5.

L’uomo dal costume grigio aprí gli occhi d’improvviso, come se un pensiero fosse giunto dal mondo dei vegli a scuoterlo forte nelle nebbie del sonno e del vino. Si guardò la punta dei piedi, poi risali tutto il corpo: indossava ancora il costume di Scaramouche. Mosse la testa di lato e vide un ammasso di stoffe e sottane. Colombina dormiva sodo al suo fianco. Le accarezzò i capelli, ricordando la baldoria della notte trascorsa, ma il pensiero che era venuto a prenderlo a calci produsse nella sua mente un’immediata contezza.

– Vacca boia! Il re!

Colombina si svegliò e in un attimo drizzò la schiena.

– Il re? Dove?

Scaramouche sgranò gli occhi insieme a un rosario di bestemmie.

– In piazza!

Colombina lanciò un urlo, balzò fuori dalle coperte e corse alla seggiola dove aveva abbandonato gli abiti normali.
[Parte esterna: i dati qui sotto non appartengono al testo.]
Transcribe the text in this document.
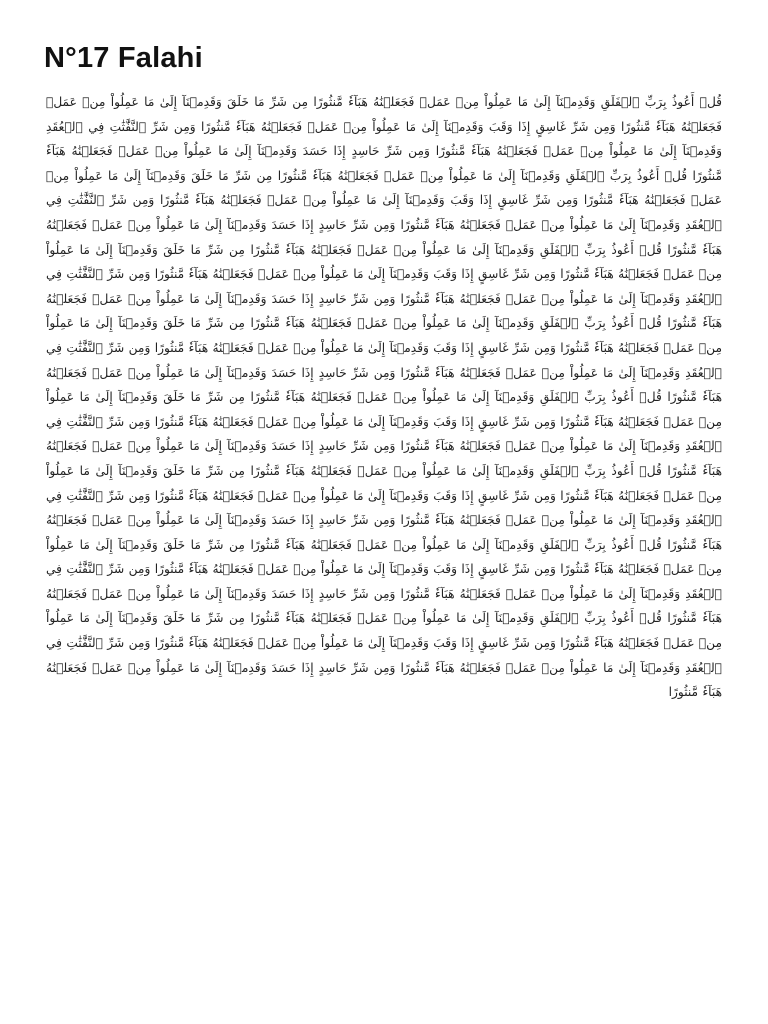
N°17 Falahi

قُلۡ أَعُوذُ بِرَبِّ ٱلۡفَلَقِ وَقَدِمۡنَآ إِلَىٰ مَا عَمِلُواْ مِنۡ عَمَلٖ فَجَعَلۡنَٰهُ هَبَآءٗ مَّنثُورًا مِن شَرِّ مَا خَلَقَ وَقَدِمۡنَآ إِلَىٰ مَا عَمِلُواْ مِنۡ عَمَلٖ فَجَعَلۡنَٰهُ هَبَآءٗ مَّنثُورًا وَمِن شَرِّ غَاسِقٍ إِذَا وَقَبَ وَقَدِمۡنَآ إِلَىٰ مَا عَمِلُواْ مِنۡ عَمَلٖ فَجَعَلۡنَٰهُ هَبَآءٗ مَّنثُورًا وَمِن شَرِّ ٱلنَّفَّٰثَٰتِ فِي ٱلۡعُقَدِ وَقَدِمۡنَآ إِلَىٰ مَا عَمِلُواْ مِنۡ عَمَلٖ فَجَعَلۡنَٰهُ هَبَآءٗ مَّنثُورًا وَمِن شَرِّ حَاسِدٍ إِذَا حَسَدَ وَقَدِمۡنَآ إِلَىٰ مَا عَمِلُواْ مِنۡ عَمَلٖ فَجَعَلۡنَٰهُ هَبَآءٗ مَّنثُورًا قُلۡ أَعُوذُ بِرَبِّ ٱلۡفَلَقِ وَقَدِمۡنَآ إِلَىٰ مَا عَمِلُواْ مِنۡ عَمَلٖ فَجَعَلۡنَٰهُ هَبَآءٗ مَّنثُورًا مِن شَرِّ مَا خَلَقَ وَقَدِمۡنَآ إِلَىٰ مَا عَمِلُواْ مِنۡ عَمَلٖ فَجَعَلۡنَٰهُ هَبَآءٗ مَّنثُورًا وَمِن شَرِّ غَاسِقٍ إِذَا وَقَبَ وَقَدِمۡنَآ إِلَىٰ مَا عَمِلُواْ مِنۡ عَمَلٖ فَجَعَلۡنَٰهُ هَبَآءٗ مَّنثُورًا وَمِن شَرِّ ٱلنَّفَّٰثَٰتِ فِي ٱلۡعُقَدِ وَقَدِمۡنَآ إِلَىٰ مَا عَمِلُواْ مِنۡ عَمَلٖ فَجَعَلۡنَٰهُ هَبَآءٗ مَّنثُورًا وَمِن شَرِّ حَاسِدٍ إِذَا حَسَدَ وَقَدِمۡنَآ إِلَىٰ مَا عَمِلُواْ مِنۡ عَمَلٖ فَجَعَلۡنَٰهُ هَبَآءٗ مَّنثُورًا قُلۡ أَعُوذُ بِرَبِّ ٱلۡفَلَقِ وَقَدِمۡنَآ إِلَىٰ مَا عَمِلُواْ مِنۡ عَمَلٖ فَجَعَلۡنَٰهُ هَبَآءٗ مَّنثُورًا مِن شَرِّ مَا خَلَقَ وَقَدِمۡنَآ إِلَىٰ مَا عَمِلُواْ مِنۡ عَمَلٖ فَجَعَلۡنَٰهُ هَبَآءٗ مَّنثُورًا وَمِن شَرِّ غَاسِقٍ إِذَا وَقَبَ وَقَدِمۡنَآ إِلَىٰ مَا عَمِلُواْ مِنۡ عَمَلٖ فَجَعَلۡنَٰهُ هَبَآءٗ مَّنثُورًا وَمِن شَرِّ ٱلنَّفَّٰثَٰتِ فِي ٱلۡعُقَدِ وَقَدِمۡنَآ إِلَىٰ مَا عَمِلُواْ مِنۡ عَمَلٖ فَجَعَلۡنَٰهُ هَبَآءٗ مَّنثُورًا وَمِن شَرِّ حَاسِدٍ إِذَا حَسَدَ وَقَدِمۡنَآ إِلَىٰ مَا عَمِلُواْ مِنۡ عَمَلٖ فَجَعَلۡنَٰهُ هَبَآءٗ مَّنثُورًا قُلۡ أَعُوذُ بِرَبِّ ٱلۡفَلَقِ وَقَدِمۡنَآ إِلَىٰ مَا عَمِلُواْ مِنۡ عَمَلٖ فَجَعَلۡنَٰهُ هَبَآءٗ مَّنثُورًا مِن شَرِّ مَا خَلَقَ وَقَدِمۡنَآ إِلَىٰ مَا عَمِلُواْ مِنۡ عَمَلٖ فَجَعَلۡنَٰهُ هَبَآءٗ مَّنثُورًا وَمِن شَرِّ غَاسِقٍ إِذَا وَقَبَ وَقَدِمۡنَآ إِلَىٰ مَا عَمِلُواْ مِنۡ عَمَلٖ فَجَعَلۡنَٰهُ هَبَآءٗ مَّنثُورًا وَمِن شَرِّ ٱلنَّفَّٰثَٰتِ فِي ٱلۡعُقَدِ وَقَدِمۡنَآ إِلَىٰ مَا عَمِلُواْ مِنۡ عَمَلٖ فَجَعَلۡنَٰهُ هَبَآءٗ مَّنثُورًا وَمِن شَرِّ حَاسِدٍ إِذَا حَسَدَ وَقَدِمۡنَآ إِلَىٰ مَا عَمِلُواْ مِنۡ عَمَلٖ فَجَعَلۡنَٰهُ هَبَآءٗ مَّنثُورًا قُلۡ أَعُوذُ بِرَبِّ ٱلۡفَلَقِ وَقَدِمۡنَآ إِلَىٰ مَا عَمِلُواْ مِنۡ عَمَلٖ فَجَعَلۡنَٰهُ هَبَآءٗ مَّنثُورًا مِن شَرِّ مَا خَلَقَ وَقَدِمۡنَآ إِلَىٰ مَا عَمِلُواْ مِنۡ عَمَلٖ فَجَعَلۡنَٰهُ هَبَآءٗ مَّنثُورًا وَمِن شَرِّ غَاسِقٍ إِذَا وَقَبَ وَقَدِمۡنَآ إِلَىٰ مَا عَمِلُواْ مِنۡ عَمَلٖ فَجَعَلۡنَٰهُ هَبَآءٗ مَّنثُورًا وَمِن شَرِّ ٱلنَّفَّٰثَٰتِ فِي ٱلۡعُقَدِ وَقَدِمۡنَآ إِلَىٰ مَا عَمِلُواْ مِنۡ عَمَلٖ فَجَعَلۡنَٰهُ هَبَآءٗ مَّنثُورًا وَمِن شَرِّ حَاسِدٍ إِذَا حَسَدَ وَقَدِمۡنَآ إِلَىٰ مَا عَمِلُواْ مِنۡ عَمَلٖ فَجَعَلۡنَٰهُ هَبَآءٗ مَّنثُورًا قُلۡ أَعُوذُ بِرَبِّ ٱلۡفَلَقِ وَقَدِمۡنَآ إِلَىٰ مَا عَمِلُواْ مِنۡ عَمَلٖ فَجَعَلۡنَٰهُ هَبَآءٗ مَّنثُورًا مِن شَرِّ مَا خَلَقَ وَقَدِمۡنَآ إِلَىٰ مَا عَمِلُواْ مِنۡ عَمَلٖ فَجَعَلۡنَٰهُ هَبَآءٗ مَّنثُورًا وَمِن شَرِّ غَاسِقٍ إِذَا وَقَبَ وَقَدِمۡنَآ إِلَىٰ مَا عَمِلُواْ مِنۡ عَمَلٖ فَجَعَلۡنَٰهُ هَبَآءٗ مَّنثُورًا وَمِن شَرِّ ٱلنَّفَّٰثَٰتِ فِي ٱلۡعُقَدِ وَقَدِمۡنَآ إِلَىٰ مَا عَمِلُواْ مِنۡ عَمَلٖ فَجَعَلۡنَٰهُ هَبَآءٗ مَّنثُورًا وَمِن شَرِّ حَاسِدٍ إِذَا حَسَدَ وَقَدِمۡنَآ إِلَىٰ مَا عَمِلُواْ مِنۡ عَمَلٖ فَجَعَلۡنَٰهُ هَبَآءٗ مَّنثُورًا قُلۡ أَعُوذُ بِرَبِّ ٱلۡفَلَقِ وَقَدِمۡنَآ إِلَىٰ مَا عَمِلُواْ مِنۡ عَمَلٖ فَجَعَلۡنَٰهُ هَبَآءٗ مَّنثُورًا مِن شَرِّ مَا خَلَقَ وَقَدِمۡنَآ إِلَىٰ مَا عَمِلُواْ مِنۡ عَمَلٖ فَجَعَلۡنَٰهُ هَبَآءٗ مَّنثُورًا وَمِن شَرِّ غَاسِقٍ إِذَا وَقَبَ وَقَدِمۡنَآ إِلَىٰ مَا عَمِلُواْ مِنۡ عَمَلٖ فَجَعَلۡنَٰهُ هَبَآءٗ مَّنثُورًا وَمِن شَرِّ ٱلنَّفَّٰثَٰتِ فِي ٱلۡعُقَدِ وَقَدِمۡنَآ إِلَىٰ مَا عَمِلُواْ مِنۡ عَمَلٖ فَجَعَلۡنَٰهُ هَبَآءٗ مَّنثُورًا وَمِن شَرِّ حَاسِدٍ إِذَا حَسَدَ وَقَدِمۡنَآ إِلَىٰ مَا عَمِلُواْ مِنۡ عَمَلٖ فَجَعَلۡنَٰهُ هَبَآءٗ مَّنثُورًا قُلۡ أَعُوذُ بِرَبِّ ٱلۡفَلَقِ وَقَدِمۡنَآ إِلَىٰ مَا عَمِلُواْ مِنۡ عَمَلٖ فَجَعَلۡنَٰهُ هَبَآءٗ مَّنثُورًا مِن شَرِّ مَا خَلَقَ وَقَدِمۡنَآ إِلَىٰ مَا عَمِلُواْ مِنۡ عَمَلٖ فَجَعَلۡنَٰهُ هَبَآءٗ مَّنثُورًا وَمِن شَرِّ غَاسِقٍ إِذَا وَقَبَ وَقَدِمۡنَآ إِلَىٰ مَا عَمِلُواْ مِنۡ عَمَلٖ فَجَعَلۡنَٰهُ هَبَآءٗ مَّنثُورًا وَمِن شَرِّ ٱلنَّفَّٰثَٰتِ فِي ٱلۡعُقَدِ وَقَدِمۡنَآ إِلَىٰ مَا عَمِلُواْ مِنۡ عَمَلٖ فَجَعَلۡنَٰهُ هَبَآءٗ مَّنثُورًا وَمِن شَرِّ حَاسِدٍ إِذَا حَسَدَ وَقَدِمۡنَآ إِلَىٰ مَا عَمِلُواْ مِنۡ عَمَلٖ فَجَعَلۡنَٰهُ هَبَآءٗ مَّنثُورًا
– Via, via! Non abbiamo il tempo, – le gridò Scaramouche afferrandola per un braccio.

– In costume di scena?! – opinò l’attrice, ma intanto infilava una manica del pastrano che le veniva offerto.

Coperti e intabarrati a dovere, i due attraversarono le quinte e la platea vuota, a rotta di collo fino all’uscita del teatro. Sulla strada li congelò per un istante la brezza del mattino e, non appena ripartirono, Colombina rischiò di scivolare su una pozzanghera ghiacciata. L’uomo in grigio scomodò altri santi, prese per mano la ragazza e si mise a correre, allontanando i passanti con il bastone di scena e gridando di fare largo. I due vennero inseguiti dagli insulti fino allo sbarramento di guardie che chiudeva la piazza. Scaramouche rimbalzò su una barriera di moschetti e si ritrovò col culo per terra. Si rialzò, spazzando il fango dal pastrano.

– Dobbiamo entrare in Piazza Rivoluzione, cittadino!

Il miliziano si succhiò i denti.

– Non ci sta più manco uno spillo. Se faccio passare te, schiaccio le balle a qualcheduno sotto il palco.

– Ma noi vogliamo assistere.

– Piacerebbe anche a me, cittadino. Invece mi tocca star qua a impedire che la piazza scoppia.

Azidänt al diével! – imprecò Scaramouche nel suo idioma d’origine.

Trascinò via Colombina e cercarono un accesso sguarnito, attraverso le viuzze laterali. Non c’era niente da fare. I soldati bloccavano ogni pertugio, a Parigi non s’era mai visto un dispiegamento di forze tanto imponente.

Colombina tremava.

– Ho freddo, Léo, – disse, perché era quello il vero nome dell’attore. E pure lei, Colombina, ne aveva uno: senza trucco e costume era per tutti Colette. In verità, indossava anche altri nomignoli, vezzeggiativi più intimi e non proprio convenienti, per lo più improntati alla sineddoche, una parte del corpo per intenderlo tutto, ovvero la di lei intera persona, corpo e anima. Tuttavia le si doveva volere un gran bene per poterli adoperare. Come gliene voleva Léo, che adesso rabbrividiva accanto a lei, nella bruma di gennaio. Sotto i cappotti, i costumi di scena erano troppo leggeri, tutto cotone sottile per non sudare durante la recita.

– Léo, sto morendo di freddo, – si lagnò ancora Colette corrucciando il visino.

Non aveva bisogno di sentirselo dire, pure lui aveva le chiappe gelate. Cercarono un androne dove ripararsi dal gelo e li si abbracciarono stretti, massaggiandosi a vicenda le spalle e le braccia per far muovere il sangue.

Mentre massaggiava, Léo pensava che tutta la maledetta Parigi era li ad assistere al grande spettacolo, di cui si sarebbe parlato per secoli, e lui non aveva un posto nemmeno in loggione.

Strane reazioni provocano negli esseri umani certe inattese circostanze, come quella che colse Léo e Colette in quel riparo fortuito. Il gelo, la rabbia e tutto quel soffregare si combinarono in una miscela esplosiva e di li a poco le mani, riscaldate dall’attrito, cominciarono ad aprirsi un varco sotto i vestiti, non troppo largo da lasciar passare il freddo, né troppo stretto da concedere accesso soltanto a un dito. Il resto lo fecero l’impulso naturale e la spinta dei fianchi.